Car on sait que quand la technique se mêle aux processus et à l'organisation, dans un programme aussi vaste et ambitieux, avec à la clef la création d'un opérateur national de la paye (ONP) en 2016, rien n'est simple et il est improbable que seule la technique (calculateur) soit défaillante. Surtout dans un contexte où in fine on est en train de basculer des fonctions proches de la gestion des soldats au sein d'Armées, a un système central plus "civil", en tout cas pas sous la hiérarchie directe des Etats Majors.

Mais le rôle global de Steria, société connue pour son activité de modernisation de l'Etat qui n'en est pas a son coup d'essai avec l’Administration, est loin d'être si limpide. Surtout si on fait référence à la fiche de "Success Story" reproduite ci-dessus, qui a été retirée depuis du site web de Steria, où GreenSI l'avait dénichée il y a plus d'un an au début des premiers "soubresauts", se disant qu'il y aurait peut être un jour un article à écrire.

Et sans équivoque, Steria y annonce développer le logiciel tout en mentionnant "powered by sharing", pas très clair tout ça.


En revanche, devant cette avalanche médiatique, le Marquis Francois Michel Le Tellier de Louvois, lui, a totalement disparu des suggestions Google quand on tape son petit nom. 

Un clin d’œil pour rappeler que dans notre monde noyé par l'information, qui ne peut être vu qu'au travers du prisme déformant de nos moteurs de recherche et réseaux sociaux, les réputations se font se défont très rapidement.

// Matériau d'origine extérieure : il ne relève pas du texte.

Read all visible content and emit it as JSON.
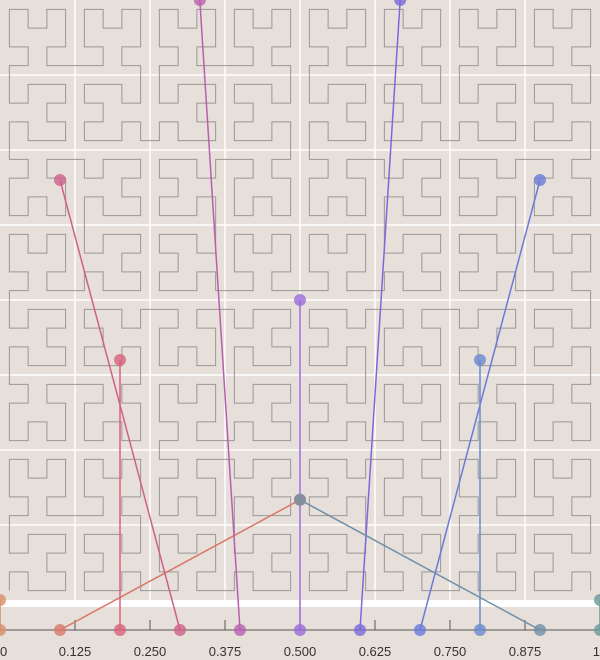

Revenons à la modernisation de l'Etat

Fin de programme, mais remplacer LOUVOIS par quoi?Sans parler des délais propres aux procédures d'appels d'offres de l'Etat, qui sont pensés pour protéger la commande publique, mais peuvent parfois lui jouer des tours quand le temps est compté et que l’obsolescence technologique va plus vite que les séances des commissions.
GreenSI est donc convaincu que dans deux ans, ce LOUVOIS sera certainement encore le paysage, avec des fossés tout autour, pour éviter de "contaminer" le reste du SIRH, mais toujours là. Ce qui nous laissera tranquillement le temps d'y revenir car ce type de dossier est généralement très riche en enseignements.

Mais espérons que d'ici là, un retour d'expérience, moins a chaud et plus objectif, aura été fait par l'Etat pour se poser les bonnes questions et démontrer que la longue liste des échecs des programmes informatiques de modernisation de l'Etat (Chorus, Dossier Médical Personnalisé, ... ) n'est pas une fatalité, et uniquement une manne pour nos SSII qui s'alternent à la manœuvre.

Cet effort a déjà été fait fin 2011 et les rapports publiés à l'époque sont certainement toujours riches d'enseignements qui n'auront pas profité à LOUVOIS, comme celui sur le pilotage et l'audit des grands programmes informatiques de l'Etat (73 pages).

Depuis que l'Etat s'est dotée d'une DSI, c'est certainement à la DISIC de jouer un rôle plus fort pour accompagner ces grands programmes et gérer leur externalisation auprès de tiers. Une DISIC qui a fait son bilan de deux ans d'actions cet été, et qui visiblement encore du pain sur la planche.